BlazingSunIn the last few years, solar panels have become a bit more efficient, and much, much cheaper. More builders are including them on new homes, and on public buildings such as schools. Because of a policy called net metering, most utilities will credit customers for each watt-hour generated and returned to through the line, against watt-hours used.

Though solar technology still is nascent, we are starting to see a future where energy is less centralized and less derived from fossil fuels. Which upsets the Koch brothers. Working with ALEC, one of their favorite lobbying arms, they have launched a battle against net metering and home solar. So far, they are mostly failing. But the Kochs have an uncanny ability to tar anything they dislike as socialist and evil, and to pose themselves as champions of “liberty” to their Tea Party followers.
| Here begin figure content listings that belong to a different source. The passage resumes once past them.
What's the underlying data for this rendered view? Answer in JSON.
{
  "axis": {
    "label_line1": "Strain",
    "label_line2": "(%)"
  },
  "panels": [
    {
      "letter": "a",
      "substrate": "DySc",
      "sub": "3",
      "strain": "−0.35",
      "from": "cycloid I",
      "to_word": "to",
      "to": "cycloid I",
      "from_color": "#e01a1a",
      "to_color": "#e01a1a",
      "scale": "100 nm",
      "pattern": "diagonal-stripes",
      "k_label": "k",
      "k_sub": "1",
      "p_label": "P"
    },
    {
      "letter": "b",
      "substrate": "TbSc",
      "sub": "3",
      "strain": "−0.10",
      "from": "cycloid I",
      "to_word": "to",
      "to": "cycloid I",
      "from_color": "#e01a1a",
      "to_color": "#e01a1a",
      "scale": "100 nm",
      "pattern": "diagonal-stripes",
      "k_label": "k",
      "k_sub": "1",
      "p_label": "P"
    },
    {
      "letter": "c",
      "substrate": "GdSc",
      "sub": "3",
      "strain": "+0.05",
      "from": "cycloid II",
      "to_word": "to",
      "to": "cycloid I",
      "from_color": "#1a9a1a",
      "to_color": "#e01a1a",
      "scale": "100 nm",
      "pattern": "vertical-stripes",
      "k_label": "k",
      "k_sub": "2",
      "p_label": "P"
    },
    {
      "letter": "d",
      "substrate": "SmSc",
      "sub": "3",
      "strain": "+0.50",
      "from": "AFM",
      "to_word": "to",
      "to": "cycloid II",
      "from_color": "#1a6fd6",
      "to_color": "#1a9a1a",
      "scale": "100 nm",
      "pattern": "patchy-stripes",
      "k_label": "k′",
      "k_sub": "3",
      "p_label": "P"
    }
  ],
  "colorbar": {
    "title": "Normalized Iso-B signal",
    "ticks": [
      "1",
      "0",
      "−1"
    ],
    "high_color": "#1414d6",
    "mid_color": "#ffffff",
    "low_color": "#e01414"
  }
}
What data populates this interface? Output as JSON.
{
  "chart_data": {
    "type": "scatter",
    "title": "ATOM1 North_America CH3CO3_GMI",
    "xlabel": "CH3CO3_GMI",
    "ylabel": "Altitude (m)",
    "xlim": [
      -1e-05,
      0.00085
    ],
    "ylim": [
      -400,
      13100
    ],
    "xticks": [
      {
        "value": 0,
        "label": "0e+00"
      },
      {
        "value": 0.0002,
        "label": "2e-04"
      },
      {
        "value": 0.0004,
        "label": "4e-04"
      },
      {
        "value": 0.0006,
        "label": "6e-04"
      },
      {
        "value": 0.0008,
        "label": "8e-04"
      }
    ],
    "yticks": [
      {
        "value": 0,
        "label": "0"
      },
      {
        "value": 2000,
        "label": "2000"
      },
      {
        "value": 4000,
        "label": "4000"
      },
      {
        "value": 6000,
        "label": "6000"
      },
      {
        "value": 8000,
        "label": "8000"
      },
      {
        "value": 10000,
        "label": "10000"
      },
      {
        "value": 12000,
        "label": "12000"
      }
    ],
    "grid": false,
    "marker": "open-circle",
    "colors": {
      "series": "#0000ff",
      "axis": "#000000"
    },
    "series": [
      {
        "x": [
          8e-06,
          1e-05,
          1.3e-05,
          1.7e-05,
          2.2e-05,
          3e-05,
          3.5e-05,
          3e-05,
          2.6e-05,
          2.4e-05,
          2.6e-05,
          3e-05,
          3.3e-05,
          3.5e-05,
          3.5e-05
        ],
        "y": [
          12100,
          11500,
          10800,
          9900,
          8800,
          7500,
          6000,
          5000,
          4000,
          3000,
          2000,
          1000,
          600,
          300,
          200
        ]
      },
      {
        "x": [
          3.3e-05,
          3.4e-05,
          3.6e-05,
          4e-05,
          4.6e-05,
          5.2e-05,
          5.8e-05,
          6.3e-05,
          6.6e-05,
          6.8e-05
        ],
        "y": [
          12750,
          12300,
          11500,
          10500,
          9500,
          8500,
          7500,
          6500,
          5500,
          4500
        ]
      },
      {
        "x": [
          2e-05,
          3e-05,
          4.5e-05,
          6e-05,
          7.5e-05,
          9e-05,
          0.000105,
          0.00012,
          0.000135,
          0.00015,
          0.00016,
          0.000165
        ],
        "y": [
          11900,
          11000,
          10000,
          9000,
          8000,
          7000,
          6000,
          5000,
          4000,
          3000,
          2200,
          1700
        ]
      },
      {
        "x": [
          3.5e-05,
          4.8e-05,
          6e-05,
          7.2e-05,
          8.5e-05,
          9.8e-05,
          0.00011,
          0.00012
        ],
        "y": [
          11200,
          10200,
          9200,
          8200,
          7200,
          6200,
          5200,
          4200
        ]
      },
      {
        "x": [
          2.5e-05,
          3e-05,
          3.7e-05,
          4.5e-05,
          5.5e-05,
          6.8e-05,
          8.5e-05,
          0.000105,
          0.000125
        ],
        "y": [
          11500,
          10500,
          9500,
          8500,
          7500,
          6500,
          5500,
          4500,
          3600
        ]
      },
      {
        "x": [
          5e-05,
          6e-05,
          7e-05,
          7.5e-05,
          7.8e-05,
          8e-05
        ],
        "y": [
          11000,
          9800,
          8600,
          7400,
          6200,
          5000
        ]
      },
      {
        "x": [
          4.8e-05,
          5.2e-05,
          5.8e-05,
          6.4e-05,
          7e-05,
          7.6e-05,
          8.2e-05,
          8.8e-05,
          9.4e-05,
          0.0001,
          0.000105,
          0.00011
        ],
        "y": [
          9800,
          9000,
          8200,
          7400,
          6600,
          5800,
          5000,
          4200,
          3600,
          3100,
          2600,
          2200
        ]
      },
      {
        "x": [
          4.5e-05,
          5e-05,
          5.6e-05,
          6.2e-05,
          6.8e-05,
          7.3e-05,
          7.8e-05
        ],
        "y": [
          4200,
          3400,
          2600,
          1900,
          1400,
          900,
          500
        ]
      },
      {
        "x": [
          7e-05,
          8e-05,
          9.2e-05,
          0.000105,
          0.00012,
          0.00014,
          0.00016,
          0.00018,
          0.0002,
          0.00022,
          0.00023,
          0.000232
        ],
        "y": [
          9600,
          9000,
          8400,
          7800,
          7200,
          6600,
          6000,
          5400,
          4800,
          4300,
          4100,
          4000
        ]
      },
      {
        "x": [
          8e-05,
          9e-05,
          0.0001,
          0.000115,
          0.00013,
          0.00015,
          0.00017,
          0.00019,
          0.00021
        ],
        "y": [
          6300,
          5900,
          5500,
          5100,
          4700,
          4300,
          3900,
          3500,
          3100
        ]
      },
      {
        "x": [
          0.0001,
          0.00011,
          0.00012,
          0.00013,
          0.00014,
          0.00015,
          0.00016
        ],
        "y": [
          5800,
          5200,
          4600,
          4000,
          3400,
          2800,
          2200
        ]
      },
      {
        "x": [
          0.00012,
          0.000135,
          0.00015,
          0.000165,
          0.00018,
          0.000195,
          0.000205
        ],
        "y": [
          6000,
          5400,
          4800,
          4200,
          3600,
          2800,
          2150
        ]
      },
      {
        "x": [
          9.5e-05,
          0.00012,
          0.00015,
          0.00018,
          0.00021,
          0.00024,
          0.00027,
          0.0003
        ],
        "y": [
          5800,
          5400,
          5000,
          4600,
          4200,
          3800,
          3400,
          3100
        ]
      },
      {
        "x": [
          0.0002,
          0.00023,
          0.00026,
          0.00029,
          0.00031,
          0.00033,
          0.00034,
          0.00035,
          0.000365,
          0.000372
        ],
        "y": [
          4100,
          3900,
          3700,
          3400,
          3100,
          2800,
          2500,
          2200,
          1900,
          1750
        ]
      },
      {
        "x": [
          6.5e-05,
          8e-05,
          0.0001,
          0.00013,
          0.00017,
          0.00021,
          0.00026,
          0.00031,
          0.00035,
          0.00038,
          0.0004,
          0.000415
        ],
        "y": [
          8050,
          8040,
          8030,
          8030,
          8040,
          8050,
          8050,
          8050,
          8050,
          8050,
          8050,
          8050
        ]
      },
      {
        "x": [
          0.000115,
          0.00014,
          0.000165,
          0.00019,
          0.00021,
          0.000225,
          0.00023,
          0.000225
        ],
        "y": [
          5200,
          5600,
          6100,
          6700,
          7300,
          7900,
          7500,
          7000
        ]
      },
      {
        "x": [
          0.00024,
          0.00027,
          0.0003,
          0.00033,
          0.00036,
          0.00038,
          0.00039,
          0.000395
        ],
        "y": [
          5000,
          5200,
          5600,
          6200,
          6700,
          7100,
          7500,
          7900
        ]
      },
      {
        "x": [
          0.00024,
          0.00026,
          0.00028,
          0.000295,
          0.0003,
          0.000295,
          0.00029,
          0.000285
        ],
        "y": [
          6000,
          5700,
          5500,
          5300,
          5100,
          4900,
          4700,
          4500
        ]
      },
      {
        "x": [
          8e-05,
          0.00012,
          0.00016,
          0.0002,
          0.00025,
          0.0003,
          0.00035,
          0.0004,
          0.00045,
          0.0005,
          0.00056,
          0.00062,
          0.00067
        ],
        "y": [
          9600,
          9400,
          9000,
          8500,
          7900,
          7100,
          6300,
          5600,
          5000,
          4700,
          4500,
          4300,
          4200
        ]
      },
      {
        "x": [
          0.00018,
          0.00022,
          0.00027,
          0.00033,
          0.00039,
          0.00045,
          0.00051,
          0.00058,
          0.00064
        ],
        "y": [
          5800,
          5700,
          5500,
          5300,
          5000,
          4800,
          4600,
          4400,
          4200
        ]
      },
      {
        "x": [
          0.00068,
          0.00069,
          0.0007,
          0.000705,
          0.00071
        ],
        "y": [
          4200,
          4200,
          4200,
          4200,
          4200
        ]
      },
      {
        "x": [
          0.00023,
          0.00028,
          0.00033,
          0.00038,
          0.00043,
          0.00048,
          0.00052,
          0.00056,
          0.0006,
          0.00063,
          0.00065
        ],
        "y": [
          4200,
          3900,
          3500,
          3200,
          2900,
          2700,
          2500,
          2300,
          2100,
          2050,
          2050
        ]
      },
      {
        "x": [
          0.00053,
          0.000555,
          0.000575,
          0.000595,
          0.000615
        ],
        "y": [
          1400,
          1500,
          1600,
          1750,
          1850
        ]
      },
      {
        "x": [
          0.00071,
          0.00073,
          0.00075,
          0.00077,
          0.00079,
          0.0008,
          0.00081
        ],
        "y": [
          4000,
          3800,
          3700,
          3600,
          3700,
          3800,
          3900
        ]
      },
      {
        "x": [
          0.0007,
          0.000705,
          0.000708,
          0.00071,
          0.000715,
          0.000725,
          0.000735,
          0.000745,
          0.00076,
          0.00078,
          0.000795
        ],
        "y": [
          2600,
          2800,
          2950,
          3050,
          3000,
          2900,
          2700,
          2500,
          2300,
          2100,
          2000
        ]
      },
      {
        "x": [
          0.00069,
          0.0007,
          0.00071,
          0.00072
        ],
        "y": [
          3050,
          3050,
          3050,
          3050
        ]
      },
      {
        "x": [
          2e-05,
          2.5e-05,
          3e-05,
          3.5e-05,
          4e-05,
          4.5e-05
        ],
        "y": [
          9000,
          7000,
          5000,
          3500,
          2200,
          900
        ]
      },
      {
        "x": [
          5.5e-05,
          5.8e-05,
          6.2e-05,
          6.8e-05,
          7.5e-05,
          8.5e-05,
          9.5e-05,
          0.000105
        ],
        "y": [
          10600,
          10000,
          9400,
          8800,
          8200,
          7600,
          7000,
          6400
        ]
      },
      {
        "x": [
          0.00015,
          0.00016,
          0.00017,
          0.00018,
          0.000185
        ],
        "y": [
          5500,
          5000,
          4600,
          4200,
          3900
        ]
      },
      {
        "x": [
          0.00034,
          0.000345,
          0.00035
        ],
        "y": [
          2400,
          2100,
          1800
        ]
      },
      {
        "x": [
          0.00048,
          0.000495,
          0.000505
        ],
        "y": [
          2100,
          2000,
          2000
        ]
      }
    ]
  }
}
Utilities have been regulated in the public interest for most of a century. At the center of that regulation is the tension between large and small consumers of energy. It’s much cheaper for a utility to service one large plant that manages its own local distribution, than thousands of small customers. If rates to large customers are too high, the plant might purchase its own generators. People save money and help the environment by consuming less utility-supplied energy. But that’s dollars straight out of the utility’s revenue. (And solar panels are not the only way to do that. Our last electric bill was 500kWh. But no solar panels here! Our home is just comfortable with minimal AC. As I write this, the door is open to the screened balcony behind me.)

We need centralized power generation and a grid to distribute it, and likely will for decades to come. There is real cost to that grid, above and beyond the supply of watt-hours that flow through it. The shift to less centralized generation will require a different thinking about the electric grid, and a shift in how electric utilities function and are regulated.

I cannot imagine a worst group to drive that change than ALEC. The Koch’s concern is not primarily how the grid is managed, but in their coal and oil and energy interests. How that guides their personal animus is a bit fuzzy. I suspect even billionaires have more an emotional than rational attachment to the industries that made them rich. Let’s hope they are foiled, in their attack on solar.

Update: Oklahoma passes a bill to charge a higher rate to customers who install solar panels.